Soon after arriving in Cleveland, she went to work for the Cuyahoga County Department of Children's Services, which liked her Arabic fluency and her experience as a hospital administrator. She became a social worker assigned to abused immigrant women and children, often Muslims.
While the stories of domestic violence unnerved her, the work of her colleagues inspired her. Domestic violence in Saudi Arabia, as in much of the Middle East, is seldom addressed directly and effectively, Alhawsawi said.
"There are shelters. But workers return victims to the abuser," she said. "In hospitals, I've seen abused women contemplating suicide because there was no way out."
Cuyahoga County offered a revelation: "When you give someone help, you can save lives."
She helped to launch outreach efforts in the local Arab-American and Muslim community and impressed many with her passion and skill.
"I don't really question that she can achieve great things," said Dawn Kolograf, executive director of the West Side Community House, a social service agency that worked with Alhawsawi to help refugee families.
"Once she gets started, she's like a fire," said Aminah Abdulhaqq, a fellow social worker. "She's going to get it done."

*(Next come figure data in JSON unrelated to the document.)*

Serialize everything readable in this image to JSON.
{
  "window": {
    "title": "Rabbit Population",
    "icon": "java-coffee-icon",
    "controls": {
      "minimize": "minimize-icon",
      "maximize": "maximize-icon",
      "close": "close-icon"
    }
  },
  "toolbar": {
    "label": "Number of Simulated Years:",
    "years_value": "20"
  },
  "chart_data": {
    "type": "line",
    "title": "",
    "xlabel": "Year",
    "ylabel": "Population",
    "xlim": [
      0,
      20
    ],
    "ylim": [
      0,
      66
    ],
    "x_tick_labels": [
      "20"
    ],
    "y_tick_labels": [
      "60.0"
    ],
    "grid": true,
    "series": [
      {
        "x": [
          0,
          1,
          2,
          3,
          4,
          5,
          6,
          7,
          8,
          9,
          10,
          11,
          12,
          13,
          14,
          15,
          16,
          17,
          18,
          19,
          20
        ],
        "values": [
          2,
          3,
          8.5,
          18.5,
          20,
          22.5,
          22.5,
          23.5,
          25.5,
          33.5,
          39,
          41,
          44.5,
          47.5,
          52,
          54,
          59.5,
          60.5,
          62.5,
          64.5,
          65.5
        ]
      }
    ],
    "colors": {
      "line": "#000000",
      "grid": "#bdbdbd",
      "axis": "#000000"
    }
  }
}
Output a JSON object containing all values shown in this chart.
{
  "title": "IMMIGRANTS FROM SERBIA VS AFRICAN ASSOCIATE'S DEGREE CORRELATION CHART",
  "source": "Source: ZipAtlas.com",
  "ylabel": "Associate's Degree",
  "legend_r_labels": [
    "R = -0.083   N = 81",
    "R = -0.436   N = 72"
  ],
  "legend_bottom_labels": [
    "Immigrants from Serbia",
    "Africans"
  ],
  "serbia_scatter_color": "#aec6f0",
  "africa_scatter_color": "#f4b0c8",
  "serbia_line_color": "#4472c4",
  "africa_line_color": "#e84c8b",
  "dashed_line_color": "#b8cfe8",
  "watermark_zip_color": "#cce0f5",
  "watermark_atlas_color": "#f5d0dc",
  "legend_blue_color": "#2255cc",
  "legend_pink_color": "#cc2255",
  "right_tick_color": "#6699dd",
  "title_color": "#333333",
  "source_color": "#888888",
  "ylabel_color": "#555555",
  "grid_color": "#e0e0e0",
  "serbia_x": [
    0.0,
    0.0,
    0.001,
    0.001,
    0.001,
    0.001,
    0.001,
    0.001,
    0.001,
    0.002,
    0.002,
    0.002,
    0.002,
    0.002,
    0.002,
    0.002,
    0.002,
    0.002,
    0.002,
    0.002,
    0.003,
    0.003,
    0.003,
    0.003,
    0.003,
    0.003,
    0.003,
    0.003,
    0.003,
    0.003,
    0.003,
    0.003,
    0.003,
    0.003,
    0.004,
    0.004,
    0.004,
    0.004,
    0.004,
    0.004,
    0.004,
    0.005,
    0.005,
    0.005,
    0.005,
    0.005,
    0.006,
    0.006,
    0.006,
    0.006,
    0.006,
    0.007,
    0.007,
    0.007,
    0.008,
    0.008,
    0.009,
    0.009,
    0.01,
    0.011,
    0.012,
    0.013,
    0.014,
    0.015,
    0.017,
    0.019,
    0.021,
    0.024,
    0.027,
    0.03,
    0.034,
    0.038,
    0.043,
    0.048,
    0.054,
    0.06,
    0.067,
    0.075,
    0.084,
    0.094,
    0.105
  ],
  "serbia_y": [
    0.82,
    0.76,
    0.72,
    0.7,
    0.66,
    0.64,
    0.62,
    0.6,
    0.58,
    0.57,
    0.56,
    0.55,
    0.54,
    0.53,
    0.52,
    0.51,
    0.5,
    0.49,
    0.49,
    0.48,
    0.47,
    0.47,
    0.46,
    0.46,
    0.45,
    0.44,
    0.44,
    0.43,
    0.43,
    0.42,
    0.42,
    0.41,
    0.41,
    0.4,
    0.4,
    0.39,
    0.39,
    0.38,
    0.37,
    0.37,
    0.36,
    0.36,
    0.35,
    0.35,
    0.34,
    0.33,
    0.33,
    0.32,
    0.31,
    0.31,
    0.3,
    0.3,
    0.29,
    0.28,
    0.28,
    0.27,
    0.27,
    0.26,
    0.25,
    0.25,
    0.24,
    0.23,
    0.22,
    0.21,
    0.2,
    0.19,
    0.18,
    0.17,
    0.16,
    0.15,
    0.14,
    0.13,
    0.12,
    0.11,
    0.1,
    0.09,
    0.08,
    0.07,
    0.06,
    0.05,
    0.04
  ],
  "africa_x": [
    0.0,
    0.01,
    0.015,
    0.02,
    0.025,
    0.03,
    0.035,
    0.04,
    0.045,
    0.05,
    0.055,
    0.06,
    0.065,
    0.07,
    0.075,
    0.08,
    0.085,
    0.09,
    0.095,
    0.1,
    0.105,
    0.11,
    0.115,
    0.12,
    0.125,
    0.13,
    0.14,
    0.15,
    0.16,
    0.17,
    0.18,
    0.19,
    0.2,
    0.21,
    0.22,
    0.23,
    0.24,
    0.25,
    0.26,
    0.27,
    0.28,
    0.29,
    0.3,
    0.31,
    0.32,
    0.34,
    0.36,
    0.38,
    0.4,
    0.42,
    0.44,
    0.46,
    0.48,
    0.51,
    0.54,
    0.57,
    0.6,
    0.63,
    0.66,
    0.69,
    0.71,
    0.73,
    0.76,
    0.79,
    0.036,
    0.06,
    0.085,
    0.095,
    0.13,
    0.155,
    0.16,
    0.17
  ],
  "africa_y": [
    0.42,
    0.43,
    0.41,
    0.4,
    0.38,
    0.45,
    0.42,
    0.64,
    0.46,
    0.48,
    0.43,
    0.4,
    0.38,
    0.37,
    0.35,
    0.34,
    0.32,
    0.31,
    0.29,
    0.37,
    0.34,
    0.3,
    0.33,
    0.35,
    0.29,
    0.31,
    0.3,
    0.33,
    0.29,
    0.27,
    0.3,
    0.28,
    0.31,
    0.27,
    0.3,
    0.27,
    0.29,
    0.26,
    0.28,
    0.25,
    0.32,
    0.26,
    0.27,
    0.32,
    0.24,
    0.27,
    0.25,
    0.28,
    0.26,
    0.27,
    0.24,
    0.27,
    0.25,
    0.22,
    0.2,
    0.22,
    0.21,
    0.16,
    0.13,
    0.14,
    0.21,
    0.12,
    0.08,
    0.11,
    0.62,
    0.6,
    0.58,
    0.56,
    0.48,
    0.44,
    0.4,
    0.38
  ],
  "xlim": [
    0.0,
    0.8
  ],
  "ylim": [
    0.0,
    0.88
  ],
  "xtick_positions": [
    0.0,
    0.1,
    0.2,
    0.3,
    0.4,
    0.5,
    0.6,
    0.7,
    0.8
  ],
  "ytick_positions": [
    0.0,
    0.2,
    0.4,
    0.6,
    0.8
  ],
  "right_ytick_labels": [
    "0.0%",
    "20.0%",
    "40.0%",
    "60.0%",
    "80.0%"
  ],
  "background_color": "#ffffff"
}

Alhawsawi left Children's Services last year to focus on college and flight school, but she did not forget what she learned. Her husband is onboard with her new plan.
After finishing coursework at the University of Akron, where she's pursuing a master's degree in marriage and family therapy -- at King Abdullah's expense -- she plans to return to Saudi Arabia and introduce domestic violence training. She will start in her hometown, Islam's holiest city, with high hopes.
"We have a new prince, he's a cool prince, he's awesome," she said.
She sees herself one day piloting jetliners in Qatar or the United Arab Emirates -- Arabic nations where women enjoy more equality -- but not before the new quest is met.
"I feel I have to do this," she said. "I would feel so guilty if all I did in my life, after knowing what I know, is fly.”